In a world where information zips around the globe at the speed of light, telecommunications companies need the ability to link their optical networks together. In Mount Pearl, NL, a small Canadian microelectronics company has developed the sophisticated software that allows them to do just that.
Wally Haas, an electrical engineer, had worked in Ottawa's semi-conductor industry for 10 years when he and his wife decided to move their young family back to Newfoundland, closer to his in-laws. But there was no semi-conductor industry in St. John's – so Haas decided to create his own.
Haas knew that a generic microchip, called the FPGA, would make it possible to serve the growing need telecommunications companies have to meet international standards that regulate the way they transmit their optical signals. But the microchip wouldn't serve that market unless it contained a core piece of intellectual property that could program the chip.
That's where Avalon Microelectronics came in.
Haas formed Avalon as a sole proprietorship in 2004 to develop and market the intellectual property core he created, a 43Gbit/s Optical Transport Network framer. Essentially, the core works like software, programming the FPGA microchip. When companies buy and install the Avalon software, their optical networks conform to international standards. Once all companies conform to these standards, they can 'talk' to each other.
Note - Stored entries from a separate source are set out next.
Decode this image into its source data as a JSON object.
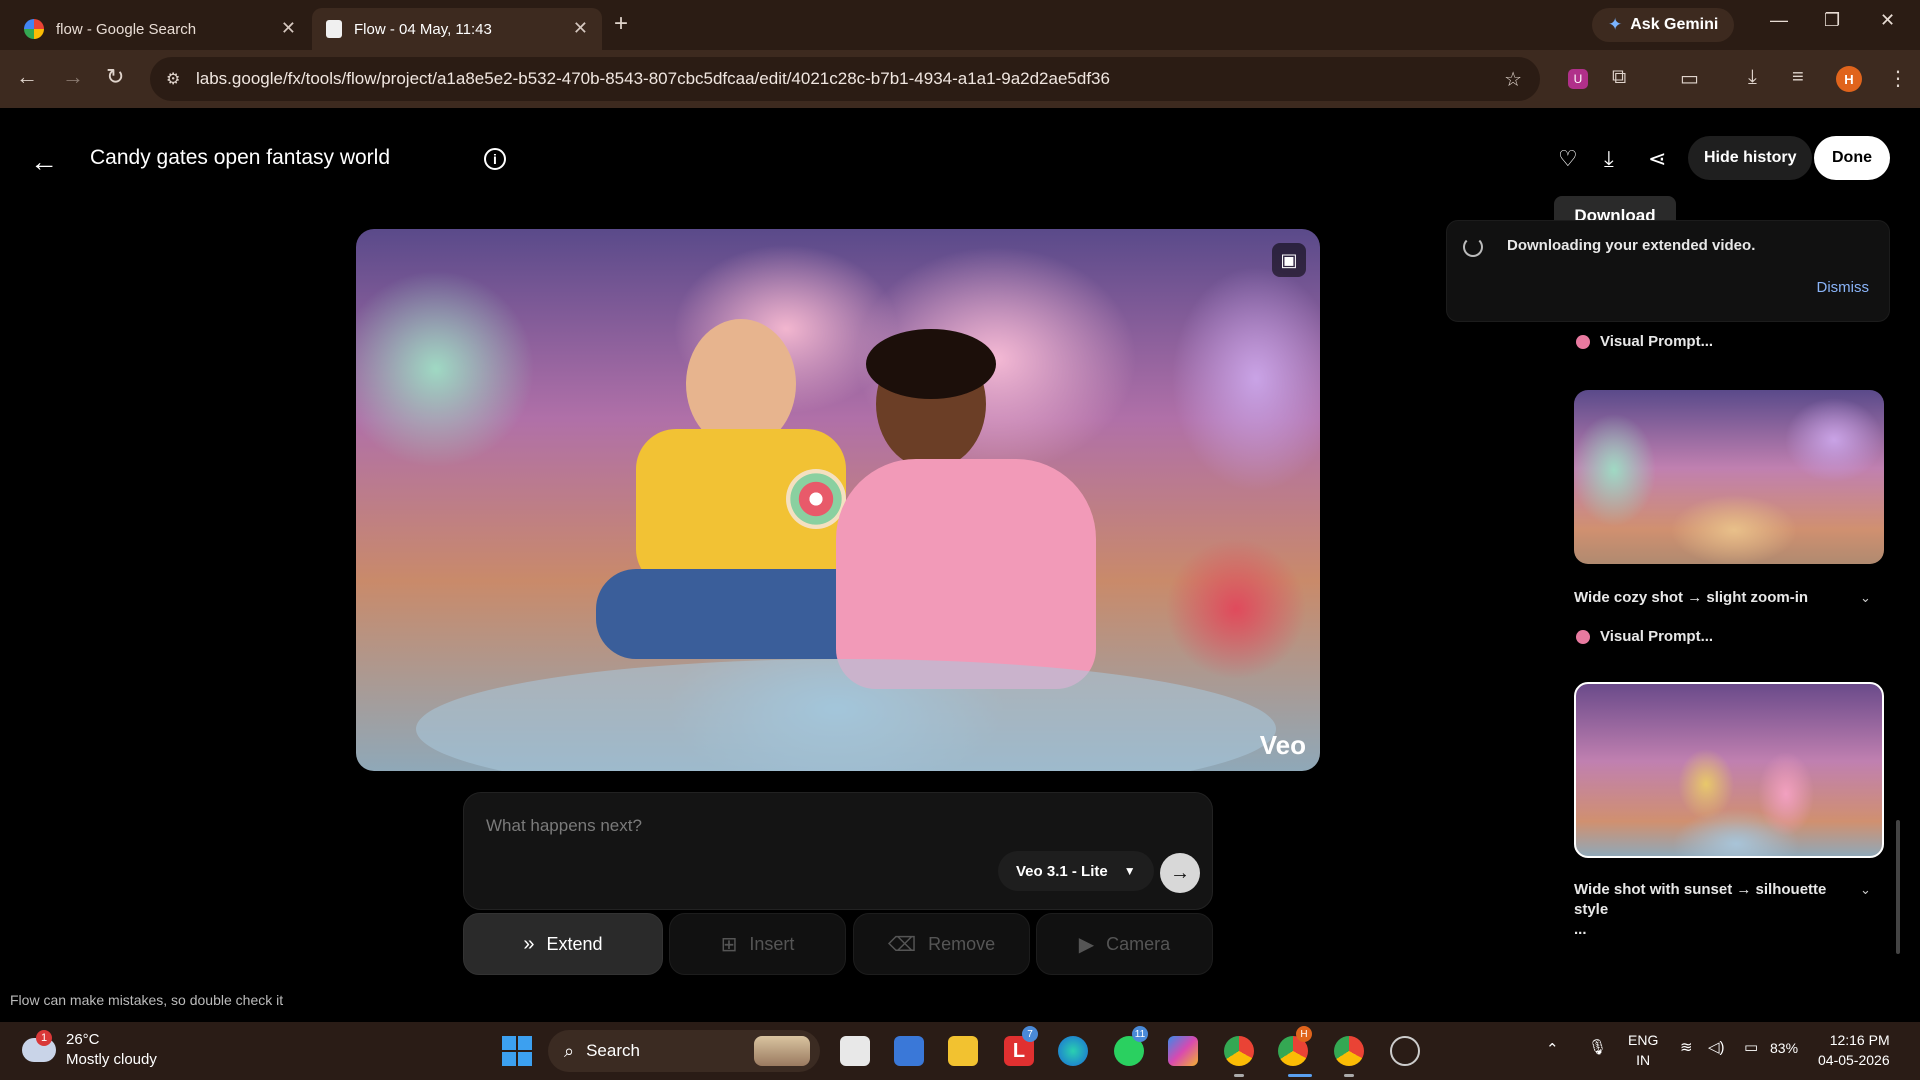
{
  "browser": {
    "tabs": [
      {
        "title": "flow - Google Search",
        "active": false
      },
      {
        "title": "Flow - 04 May, 11:43",
        "active": true
      }
    ],
    "new_tab": "+",
    "ask_gemini": "Ask Gemini",
    "url": "labs.google/fx/tools/flow/project/a1a8e5e2-b532-470b-8543-807cbc5dfcaa/edit/4021c28c-b7b1-4934-a1a1-9a2d2ae5df36",
    "profile_initial": "H",
    "extension_badge": "U"
  },
  "header": {
    "title": "Candy gates open fantasy world",
    "hide_history": "Hide history",
    "done": "Done",
    "tooltip": "Download"
  },
  "video": {
    "watermark": "Veo"
  },
  "prompt": {
    "placeholder": "What happens next?",
    "model": "Veo 3.1 - Lite"
  },
  "actions": [
    {
      "label": "Extend",
      "icon": "double-chevron-icon",
      "enabled": true
    },
    {
      "label": "Insert",
      "icon": "plus-square-icon",
      "enabled": false
    },
    {
      "label": "Remove",
      "icon": "eraser-icon",
      "enabled": false
    },
    {
      "label": "Camera",
      "icon": "video-camera-icon",
      "enabled": false
    }
  ],
  "disclaimer": "Flow can make mistakes, so double check it",
  "notification": {
    "message": "Downloading your extended video.",
    "dismiss": "Dismiss"
  },
  "history": {
    "items": [
      {
        "visual_prompt": "Visual Prompt..."
      },
      {
        "caption": "Wide cozy shot → slight zoom-in",
        "visual_prompt": "Visual Prompt..."
      },
      {
        "caption": "Wide shot with sunset → silhouette style",
        "more": "..."
      }
    ]
  },
  "taskbar": {
    "weather_badge": "1",
    "temperature": "26°C",
    "condition": "Mostly cloudy",
    "search": "Search",
    "badge_l": "7",
    "badge_whatsapp": "11",
    "badge_chrome": "H",
    "lang": "ENG",
    "region": "IN",
    "battery": "83%",
    "time": "12:16 PM",
    "date": "04-05-2026"
  },
  "colors": {
    "accent_link": "#8ab4f8",
    "tab_bar": "#2b1c14",
    "toolbar": "#3d2a1f"
  }
}
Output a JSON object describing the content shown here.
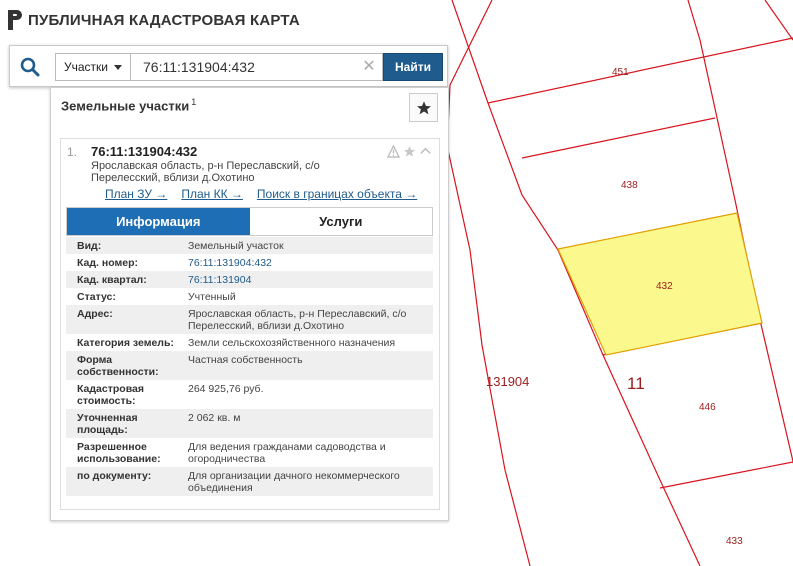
{
  "header": {
    "title": "ПУБЛИЧНАЯ КАДАСТРОВАЯ КАРТА"
  },
  "search": {
    "type_label": "Участки",
    "query": "76:11:131904:432",
    "button_label": "Найти"
  },
  "panel": {
    "title": "Земельные участки",
    "count": "1"
  },
  "result": {
    "number": "1.",
    "cadastral_number": "76:11:131904:432",
    "address": "Ярославская область, р-н Переславский, с/о Перелесский, вблизи д.Охотино",
    "links": [
      "План ЗУ →",
      "План КК →",
      "Поиск в границах объекта →"
    ],
    "tabs": [
      "Информация",
      "Услуги"
    ],
    "fields": [
      {
        "key": "Вид:",
        "value": "Земельный участок"
      },
      {
        "key": "Кад. номер:",
        "value": "76:11:131904:432"
      },
      {
        "key": "Кад. квартал:",
        "value": "76:11:131904"
      },
      {
        "key": "Статус:",
        "value": "Учтенный"
      },
      {
        "key": "Адрес:",
        "value": "Ярославская область, р-н Переславский, с/о Перелесский, вблизи д.Охотино"
      },
      {
        "key": "Категория земель:",
        "value": "Земли сельскохозяйственного назначения"
      },
      {
        "key": "Форма собственности:",
        "value": "Частная собственность"
      },
      {
        "key": "Кадастровая стоимость:",
        "value": "264 925,76 руб."
      },
      {
        "key": "Уточненная площадь:",
        "value": "2 062 кв. м"
      },
      {
        "key": "Разрешенное использование:",
        "value": "Для ведения гражданами садоводства и огородничества"
      },
      {
        "key": "по документу:",
        "value": "Для организации дачного некоммерческого объединения"
      }
    ]
  },
  "map": {
    "labels": {
      "p451": "451",
      "p438": "438",
      "p432": "432",
      "p446": "446",
      "p433": "433",
      "quarter": "131904",
      "block": "11"
    },
    "colors": {
      "boundary": "#d8141e",
      "highlight_fill": "#fbf98e",
      "highlight_stroke": "#e0a000",
      "label": "#9b1c1c"
    }
  },
  "icons": {
    "logo": "logo-icon",
    "search": "search-icon",
    "clear": "clear-icon",
    "star": "star-icon",
    "warning": "warning-icon",
    "chevron": "chevron-up-icon"
  }
}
Ultimately, that linkage means customers of communications companies – including telephone and cable networks – get faster, more reliable Internet connections. When customers watch high-definition television or phone friends around the world using Skype, their connections are smoother and faster, with fewer delays and less background noise.
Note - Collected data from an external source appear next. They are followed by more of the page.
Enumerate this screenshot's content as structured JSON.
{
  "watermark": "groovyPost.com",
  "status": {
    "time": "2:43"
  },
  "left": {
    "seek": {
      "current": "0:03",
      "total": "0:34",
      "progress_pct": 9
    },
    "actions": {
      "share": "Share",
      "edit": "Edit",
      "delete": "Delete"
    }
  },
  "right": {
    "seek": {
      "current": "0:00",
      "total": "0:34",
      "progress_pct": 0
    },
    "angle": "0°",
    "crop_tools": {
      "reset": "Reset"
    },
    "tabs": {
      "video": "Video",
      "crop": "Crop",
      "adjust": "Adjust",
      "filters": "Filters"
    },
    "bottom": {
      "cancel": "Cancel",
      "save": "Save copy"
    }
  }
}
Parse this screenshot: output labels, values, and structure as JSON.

Before Avalon introduced its standardized intellectual property core, companies had to customize their own software. Telecommunications companies had to devote entire departments to ensuring they could meet the international standard, a costly drain on resources that did not provide the firms with any competitive advantage.
“It made it more difficult for everyone to interconnect and it was very expensive,” Haas explains. “The number one reason Avalon clients buy our product is that it saves them 25-50 percent in development costs.”
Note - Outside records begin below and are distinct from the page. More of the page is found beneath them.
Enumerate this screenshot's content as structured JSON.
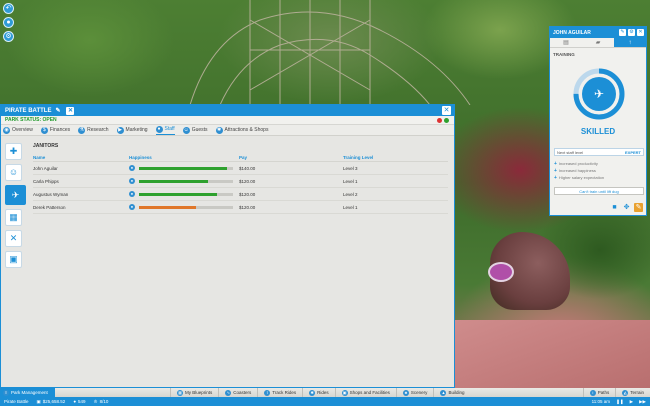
{
  "window": {
    "park_name": "PIRATE BATTLE",
    "status_text": "PARK STATUS: OPEN",
    "tabs": [
      {
        "label": "Overview",
        "icon": "eye-icon"
      },
      {
        "label": "Finances",
        "icon": "dollar-icon"
      },
      {
        "label": "Research",
        "icon": "flask-icon"
      },
      {
        "label": "Marketing",
        "icon": "megaphone-icon"
      },
      {
        "label": "Staff",
        "icon": "person-icon",
        "active": true
      },
      {
        "label": "Guests",
        "icon": "guests-icon"
      },
      {
        "label": "Attractions & Shops",
        "icon": "attractions-icon"
      }
    ],
    "rail_icons": [
      "hire-staff-icon",
      "entertainer-icon",
      "janitor-icon",
      "vendor-icon",
      "mechanic-icon",
      "security-icon"
    ],
    "section_title": "JANITORS",
    "columns": {
      "name": "Name",
      "happiness": "Happiness",
      "pay": "Pay",
      "training": "Training Level"
    },
    "rows": [
      {
        "name": "John Aguilar",
        "happiness": 0.94,
        "bar_color": "#2ea12e",
        "pay": "$140.00",
        "training": "Level 3"
      },
      {
        "name": "Carla Phipps",
        "happiness": 0.73,
        "bar_color": "#2ea12e",
        "pay": "$120.00",
        "training": "Level 1"
      },
      {
        "name": "Augustus Wyman",
        "happiness": 0.83,
        "bar_color": "#2ea12e",
        "pay": "$120.00",
        "training": "Level 2"
      },
      {
        "name": "Derek Patterson",
        "happiness": 0.61,
        "bar_color": "#e0772a",
        "pay": "$120.00",
        "training": "Level 1"
      }
    ]
  },
  "panel": {
    "title": "JOHN AGUILAR",
    "tabs": [
      "clipboard-icon",
      "briefcase-icon",
      "training-arrow-icon"
    ],
    "section": "TRAINING",
    "skill_label": "SKILLED",
    "skill_progress": 0.75,
    "next_level_label": "Next staff level",
    "next_level_value": "EXPERT",
    "benefits": [
      "Increased productivity",
      "Increased happiness",
      "Higher salary expectation"
    ],
    "cant_train_text": "Can't train until lift dug",
    "accent": "#1c8fd6"
  },
  "bottom_bar": {
    "park_management": "Park Management",
    "items": [
      "My Blueprints",
      "Coasters",
      "Track Rides",
      "Rides",
      "Shops and Facilities",
      "Scenery",
      "Building",
      "Paths",
      "Terrain"
    ]
  },
  "status_strip": {
    "park": "Pirate Battle",
    "money": "$25,658.52",
    "guests": "549",
    "rating": "8/10",
    "time": "11:05 am"
  }
}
With the help of the National Research Council of Canada Industrial Research Assistance Program (NRC-IRAP), Haas was able to create a proof of concept. The NRC-IRAP investment allowed him to develop the intellectual property core, create a demonstration platform and then prove its worth in his potential customers' labs.
“Because we were able to leverage the intellectual property that NRC-IRAP funding allowed us to create, we sold close to $1 million of this software to customers almost immediately – within nine months,” says Haas.
By early 2006, Haas had incorporated and Avalon began producing the software. Since then, the company has grown to 20 employees, including four Newfoundland “expatriates” who have moved back to their home province.
Working with NRC-IRAP's industrial technical advisor gave Haas access to market research that predicted a larger market for his intellectual property than he had originally targeted. Going after that market has paid off. Avalon now markets to more than a dozen telecommunications giants in Canada, the United States, Europe, China, Japan and New Zealand. Despite the recession, the firm is still hiring and revenues, which initially grew by 50 percent a year, are still growing.
“If a young entrepreneur is out there looking to get into tech, they should talk to NRC-IRAP,” says Haas, who believes Avalon would not exist without the Program. “Their belief in us and their financial support allowed us to create the development system, which allowed us to sell to our customers, which gave us the business. So we're big fans of NRC-IRAP.”